Let’s say I have a random variable whose support is numerical (not categorical). As an example, we can think of X, the number that came up on the die. We can ask questions about the probability that the random variable takes on a value less than or equal to a certain value. For example, we can ask “what is the probability that X takes on a value less than or equal to 3?” In mathematical notation, we can write this question as:

P(X \leq 3).

We can compute this by summing the probabilities of all values in the support of X that are less than or equal to 3:

\begin{align*} P(X \leq 3) &= P(X=1) + P(X=2) + P(X=3) \\ &= \frac{1}{6} + \frac{1}{6} + \frac{1}{6} = \frac{1}{2}. \end{align*}

We can take advantage of the compact notation of the PMF to write this more succinctly:

P(X \leq 3) = \sum_{x=1}^{3} p_X(x).

The last conceptual step is to generalize the question above to any value x', not just 3. We define the cumulative distribution function (CDF) of X as:

F_X(x') = P(X \leq x') = \sum_{x \leq x'} f_X(x).

Note that in the equation above I switched from p_X to f_X. f_X means exactly the same as p_X, but it’s a nice convention to have a lowercase f for the probability mass and a capital F for the cumulative distribution function.

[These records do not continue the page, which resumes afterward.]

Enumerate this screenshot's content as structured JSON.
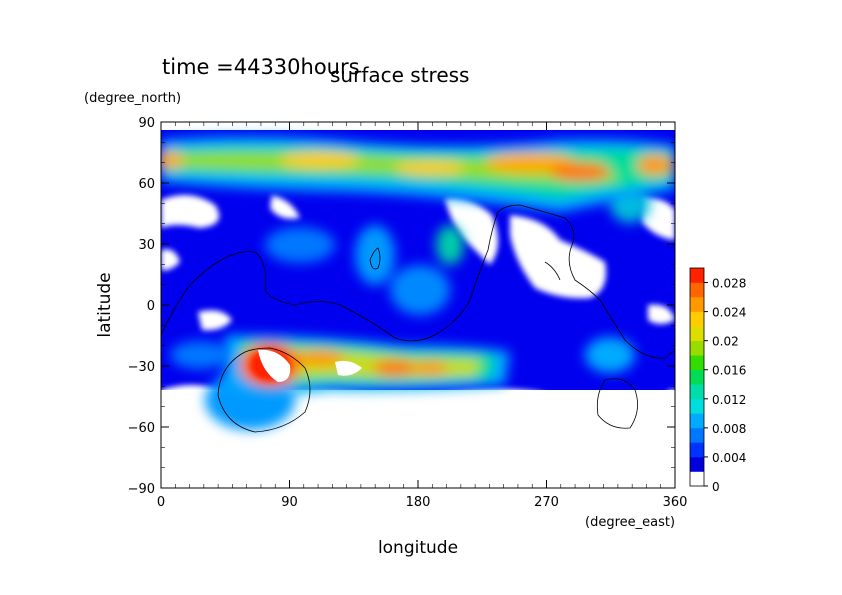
{
  "chart_data": {
    "type": "heatmap",
    "title": "surface stress",
    "time_label": "time =44330hours",
    "xlabel": "longitude",
    "ylabel": "latitude",
    "xunit": "(degree_east)",
    "yunit": "(degree_north)",
    "xlim": [
      0,
      360
    ],
    "ylim": [
      -90,
      90
    ],
    "xticks": [
      "0",
      "90",
      "180",
      "270",
      "360"
    ],
    "yticks": [
      "90",
      "60",
      "30",
      "0",
      "−30",
      "−60",
      "−90"
    ],
    "colorbar": {
      "ticks": [
        "0",
        "0.004",
        "0.008",
        "0.012",
        "0.016",
        "0.02",
        "0.024",
        "0.028"
      ],
      "min": 0,
      "max": 0.03,
      "colors": [
        "#ffffff",
        "#0000dd",
        "#0033ff",
        "#0077ff",
        "#00aaff",
        "#00dddd",
        "#00ddaa",
        "#00dd55",
        "#33dd00",
        "#99dd00",
        "#dddd00",
        "#ffcc00",
        "#ff9900",
        "#ff6600",
        "#ff2200"
      ]
    },
    "features": [
      {
        "name": "northern high-latitude band",
        "lon_range": [
          0,
          360
        ],
        "lat_center": 67,
        "peak": 0.026
      },
      {
        "name": "southern mid-latitude band",
        "lon_range": [
          40,
          240
        ],
        "lat_center": -27,
        "peak": 0.024
      },
      {
        "name": "southern peak",
        "lon": 75,
        "lat": -35,
        "peak": 0.03
      }
    ]
  }
}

Because the symbol P is already taken for the probability of an event, I switched to a whole different letter to avoid confusion.

Let’s visualize both the PMF and the CDF for our random variable X.

Show the code

x = np.arange(1,7)
f = np.array([1/6]*6)
F = np.cumsum(f)
fig, ax = plt.subplots(1, 2, figsize=(6, 2), sharex=True, gridspec_kw={'wspace': 0.35})
ax[0].bar(x, f)
ax[1].bar(x, F)
ax[0].set(yticks=[0, 1/6],
          yticklabels=['0', '1/6'],
          xlabel='x',
          ylabel=r"$f_X(x)$",
          title="Probability mass function")
ax[1].set(xticks=x,
          xlabel='x',
          ylabel=r"$F_X(x)$",
          yticks=[0, 1/6, 2/6, 3/6, 4/6, 5/6, 6/6],
          yticklabels=['0', '1/6', '2/6', '3/6', '4/6', '5/6', '1'],
          title="Cumulative distribution function");

The panel on the left shows the PMF of X. The probability that each value in the support of X takes on is \frac{1}{6}. So all the bars have the same height.

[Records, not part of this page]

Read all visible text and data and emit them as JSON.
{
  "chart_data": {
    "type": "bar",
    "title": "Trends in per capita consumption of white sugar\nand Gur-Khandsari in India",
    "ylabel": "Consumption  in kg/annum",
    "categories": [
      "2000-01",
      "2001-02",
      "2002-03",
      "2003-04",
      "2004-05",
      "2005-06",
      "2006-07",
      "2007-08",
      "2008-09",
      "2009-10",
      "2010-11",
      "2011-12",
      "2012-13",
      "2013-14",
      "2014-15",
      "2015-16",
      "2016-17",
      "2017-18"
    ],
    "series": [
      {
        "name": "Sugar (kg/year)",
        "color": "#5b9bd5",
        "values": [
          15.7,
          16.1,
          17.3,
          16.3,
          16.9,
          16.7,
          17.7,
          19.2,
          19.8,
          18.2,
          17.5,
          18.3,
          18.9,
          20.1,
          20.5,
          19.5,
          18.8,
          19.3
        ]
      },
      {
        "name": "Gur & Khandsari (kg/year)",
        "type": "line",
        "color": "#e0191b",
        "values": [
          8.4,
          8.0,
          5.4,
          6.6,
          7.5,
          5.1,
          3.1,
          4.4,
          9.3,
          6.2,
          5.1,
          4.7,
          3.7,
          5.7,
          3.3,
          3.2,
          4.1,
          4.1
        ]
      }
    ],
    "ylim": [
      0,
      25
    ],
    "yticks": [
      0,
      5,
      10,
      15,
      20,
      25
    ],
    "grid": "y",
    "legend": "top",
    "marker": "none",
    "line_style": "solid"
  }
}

The panel on the right shows the CDF of X. The CDF increases monotonically, and it couldn’t be otherwise, since we are accumulating probabilities as we move to the right. The CDF at x=6 is 1 because, according to the definition, F_X(6) = P(X \leq 6), and for certainty the outcome of a die roll will always be less than or equal to 6.

The continuous case is similar, but instead of summing the probabilities, we integrate the PDF to get the CDF:

F_H(h') = P(H \leq h') = \int_{-\infty}^{h'} p_H(h) \, dh.

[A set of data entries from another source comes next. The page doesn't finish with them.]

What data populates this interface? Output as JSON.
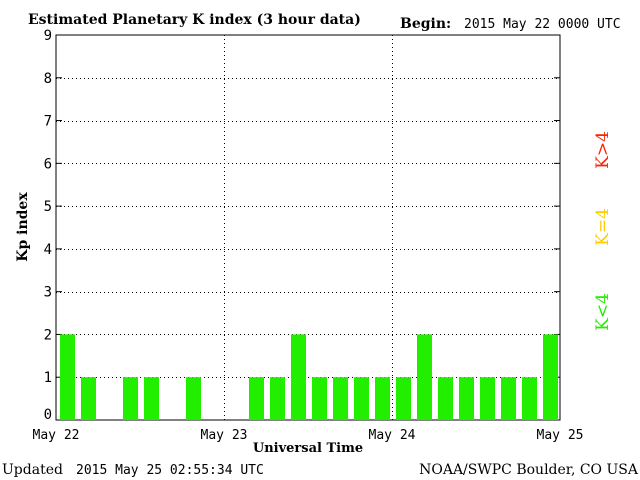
{
  "header": {
    "title": "Estimated Planetary K index (3 hour data)",
    "begin_label": "Begin:",
    "begin_value": "2015 May 22 0000 UTC"
  },
  "footer": {
    "updated_label": "Updated",
    "updated_value": "2015 May 25 02:55:34 UTC",
    "source": "NOAA/SWPC Boulder, CO USA"
  },
  "legend": {
    "items": [
      {
        "label": "K<4",
        "color": "#22ee00"
      },
      {
        "label": "K=4",
        "color": "#ffcc00"
      },
      {
        "label": "K>4",
        "color": "#ff2200"
      }
    ]
  },
  "chart_data": {
    "type": "bar",
    "title": "Estimated Planetary K index (3 hour data)",
    "xlabel": "Universal Time",
    "ylabel": "Kp index",
    "ylim": [
      0,
      9
    ],
    "yticks": [
      0,
      1,
      2,
      3,
      4,
      5,
      6,
      7,
      8,
      9
    ],
    "xtick_labels": [
      "May 22",
      "May 23",
      "May 24",
      "May 25"
    ],
    "bar_color": "#22ee00",
    "grid": true,
    "categories": [
      "May 22 00",
      "May 22 03",
      "May 22 06",
      "May 22 09",
      "May 22 12",
      "May 22 15",
      "May 22 18",
      "May 22 21",
      "May 23 00",
      "May 23 03",
      "May 23 06",
      "May 23 09",
      "May 23 12",
      "May 23 15",
      "May 23 18",
      "May 23 21",
      "May 24 00",
      "May 24 03",
      "May 24 06",
      "May 24 09",
      "May 24 12",
      "May 24 15",
      "May 24 18",
      "May 24 21"
    ],
    "values": [
      2,
      1,
      0,
      1,
      1,
      0,
      1,
      0,
      0,
      1,
      1,
      2,
      1,
      1,
      1,
      1,
      1,
      2,
      1,
      1,
      1,
      1,
      1,
      2
    ]
  }
}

Let’s visualize both the PDF and the CDF for our random variable H.

Show the code

pdf = norm.pdf(h, loc=mu_boys, scale=sigma_boys)
cdf = norm.cdf(h, loc=mu_boys, scale=sigma_boys)
fig, ax = plt.subplots(1, 2, figsize=(6, 2), sharex=True, gridspec_kw={'wspace': 0.35})
ax[0].plot(h, pdf)
ax[1].plot(h, cdf)
ax[0].set(xlabel='h',
          ylabel=r"$f_H(h)$",
          title="Probability density function")
ax[1].set(xlabel='h',
          ylabel=r"$F_H(h)$",
          title="Cumulative distribution function");

While the values of PDF in the continuous case do not express probabilities, the values of the CDF do. As discussed before, the probability that a given adult male has a height of exactly 175 cm is zero, but the probability that a given adult male has a height of less than or equal to 175 cm is given by the CDF at that point, F_H(175). The CDF smoothly increases from zero (e.g., the probability that the height of an adult male is less than 50 cm is almost zero) to one (the probability that the height of an adult male is less than or equal to 250 cm is one).